In fact, just about everything is right with "Hellboy" -- Del Toro crafted an action blockbuster with a grimy, slimy cult-movie feel and a quirky sense of humor. It's graced with excellent acting, spectacular action scenes, and the trappings of clockpunk and Lovecraftian horror -- not to mention that it stars a six-foot-tall scarlet demon with a soft spot for kittens.
In 1944, young Professor Broom accompanied an army regiment to a remote Scottish island, where the Nazis -- led by Rasputin -- were about to open a portal to another world, and allow the vast tentacled Ogru Jahad (Seven Gods of Chaos) to enter our world. Rasputin and the Nazis were destroyed, but something came through the portal -- a baby demon, whom Broom names Hellboy.
Fast-forward sixty years -- a grown Hellboy (Ron Perlman) and his fishy friend Abe (Doug Jones) are working at a paranormal government agency that specializes in policing the supernatural, with the weirded-out Agent Myers (Rupert Evans) just joining the team. Soon afterwards, Hellboy is called on to kill Sammael the Hellhound -- but it turns out that Sammael can replicate himself indefinitely.
As Hellboy and his team try to hunt down the remaining Sammaels, the dying Professor Broom (John Hurt) finds that a revived Rasputin and his immortal Nazi followers have orchestrated all this. And Rasputin is continuing to pull the strings behind the scenes -- including using Hellboy's love Liz (Selma Blair), a depressed pyrokinetic. And when Hellboy suffers a devastating loss, his journey will take him right back to his roots -- and the potential destruction of the world.
Watching "Hellboy," it's easy to see how Guillermo Del Toro because world-famous for the exquisitely dark "Pan's Labyrinth," and why he's been chosen to direct the forthcoming "Hobbit" movies. This adaptation could have just been another paint-by-numbers comic-book story, but Del Toro gives it the kind of grime, quirk, brains and heart that a lasting cult movie should have.
Part of that cult appeal is "Hellboy's" distinctive look, with Lovecraftian tentacle-gods and some steampunky details. And the action scenes are pretty spectacular -- trains, slimy hellhounds, sword-swinging Nazis with chopped-up faces, giant clock cogs, and a fiery explosion in a mental asylum.

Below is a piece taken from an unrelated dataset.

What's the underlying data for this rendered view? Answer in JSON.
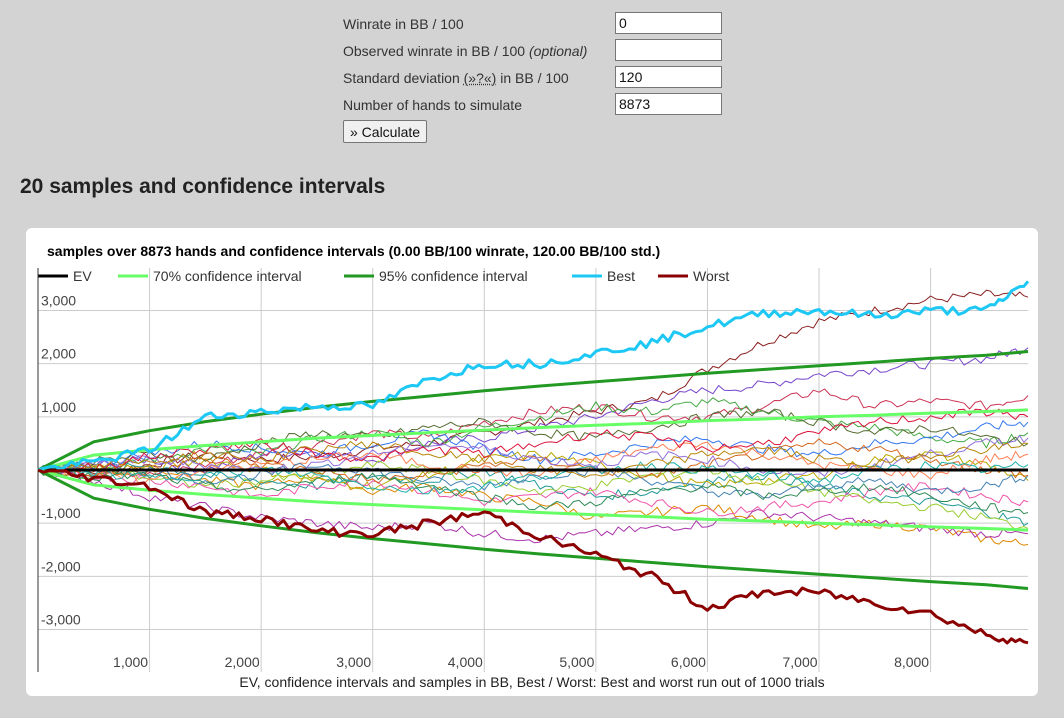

And there are some truly spectacular action scenes in a vast underground labyrinth, full of ancient hammers and collapsing bridges. There's just enough action and grossness, without going overboard.
But Del Toro is able to balance out the action with some truly touching moments, such as the aged Broom's final scenes in his firelit study. And there's a lot of dark humor here as well -- and not all of it is Hellboy's dry one-liners. The movie is liberally peppered with dark humor moments ("1945, you mean. Hitler died in '45." "DID he now?"), including some hilariously macabre scenes involving a bad-tempered Russian zombie ("This is Ivan Klimatovich. Say hi, Ivan." "Go that way, Red Monkey!").

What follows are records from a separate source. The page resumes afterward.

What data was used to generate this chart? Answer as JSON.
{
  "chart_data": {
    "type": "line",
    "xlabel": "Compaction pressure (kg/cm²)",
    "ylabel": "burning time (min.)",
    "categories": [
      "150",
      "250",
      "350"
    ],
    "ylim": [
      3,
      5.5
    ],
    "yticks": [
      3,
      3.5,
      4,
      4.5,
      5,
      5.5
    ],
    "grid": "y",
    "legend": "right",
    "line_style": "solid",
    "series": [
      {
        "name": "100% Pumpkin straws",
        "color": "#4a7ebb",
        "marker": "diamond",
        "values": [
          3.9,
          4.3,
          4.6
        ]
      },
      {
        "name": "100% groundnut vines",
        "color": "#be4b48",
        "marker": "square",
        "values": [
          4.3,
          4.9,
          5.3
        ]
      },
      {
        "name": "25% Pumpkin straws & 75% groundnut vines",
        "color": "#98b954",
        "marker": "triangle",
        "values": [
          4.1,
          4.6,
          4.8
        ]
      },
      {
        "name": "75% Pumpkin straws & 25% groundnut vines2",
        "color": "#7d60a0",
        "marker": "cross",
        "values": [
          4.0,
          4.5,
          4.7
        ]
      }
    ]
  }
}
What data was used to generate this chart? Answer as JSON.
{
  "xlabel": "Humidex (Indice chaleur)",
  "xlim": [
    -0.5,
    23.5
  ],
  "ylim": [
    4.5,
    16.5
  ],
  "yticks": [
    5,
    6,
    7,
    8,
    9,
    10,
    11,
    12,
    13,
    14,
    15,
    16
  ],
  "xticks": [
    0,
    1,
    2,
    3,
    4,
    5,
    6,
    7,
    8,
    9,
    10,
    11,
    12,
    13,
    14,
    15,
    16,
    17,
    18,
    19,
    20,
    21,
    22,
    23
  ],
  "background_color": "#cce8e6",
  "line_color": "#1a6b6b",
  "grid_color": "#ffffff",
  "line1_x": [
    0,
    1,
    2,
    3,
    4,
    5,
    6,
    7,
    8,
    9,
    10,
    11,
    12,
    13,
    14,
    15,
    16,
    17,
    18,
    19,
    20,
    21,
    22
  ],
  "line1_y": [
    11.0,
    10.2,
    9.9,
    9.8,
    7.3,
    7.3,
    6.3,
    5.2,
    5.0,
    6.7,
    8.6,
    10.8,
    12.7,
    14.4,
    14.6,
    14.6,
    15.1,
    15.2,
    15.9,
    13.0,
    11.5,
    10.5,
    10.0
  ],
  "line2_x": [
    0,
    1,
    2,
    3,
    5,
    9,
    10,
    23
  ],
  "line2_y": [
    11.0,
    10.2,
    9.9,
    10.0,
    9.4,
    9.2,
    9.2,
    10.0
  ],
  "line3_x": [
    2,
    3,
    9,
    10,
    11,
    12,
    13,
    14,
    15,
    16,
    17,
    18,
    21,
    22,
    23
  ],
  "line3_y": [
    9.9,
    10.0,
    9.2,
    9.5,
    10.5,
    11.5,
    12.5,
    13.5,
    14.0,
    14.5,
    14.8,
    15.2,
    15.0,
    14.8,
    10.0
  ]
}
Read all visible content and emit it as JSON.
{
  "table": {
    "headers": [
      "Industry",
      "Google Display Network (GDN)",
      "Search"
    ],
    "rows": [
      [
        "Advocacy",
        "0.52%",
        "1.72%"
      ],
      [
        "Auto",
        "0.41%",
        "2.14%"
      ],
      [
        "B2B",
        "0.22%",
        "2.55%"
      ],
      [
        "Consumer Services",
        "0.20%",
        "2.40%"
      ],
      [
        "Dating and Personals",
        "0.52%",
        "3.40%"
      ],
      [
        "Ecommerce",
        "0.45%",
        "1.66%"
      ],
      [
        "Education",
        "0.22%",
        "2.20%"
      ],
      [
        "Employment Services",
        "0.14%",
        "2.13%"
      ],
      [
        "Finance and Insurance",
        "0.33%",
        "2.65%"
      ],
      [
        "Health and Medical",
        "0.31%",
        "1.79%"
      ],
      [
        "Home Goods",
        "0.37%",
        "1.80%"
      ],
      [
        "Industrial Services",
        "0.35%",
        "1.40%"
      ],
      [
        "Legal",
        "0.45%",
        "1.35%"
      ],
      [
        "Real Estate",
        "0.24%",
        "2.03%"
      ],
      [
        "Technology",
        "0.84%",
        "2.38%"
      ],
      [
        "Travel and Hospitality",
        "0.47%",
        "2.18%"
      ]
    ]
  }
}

Most importantly, Del Toro is able to give his characters little human quirks -- hair plugs, love of cats, and Hellboy sanding down his horns in the morning. Perlman is simply amazing as "Red," whose gruff scarlet exterior hides a kindly, affectionate heart. Not many actors could emote through that many prosthetics (including a very lifelike tail), but Perlman makes it look natural.
Though he's playing a ninetyish old professor, Hurt plays his role with a quiet, powerful sense of goodness. Jones and Evans also do excellent jobs, one as an erudite psychic fish-man ("We lead a charmed life," he observes as cockroaches skitter around him) and an earnest young agent. Selma Blair is the one downside -- she sort of mumbles in a monotone most of the time.
"Hellboy" is one of the best comic-book adaptations that Hollywood has turned out, primarily because of the darker, eerier aesthetic Guillermo Del Toro brings to it. Definitely a must-see.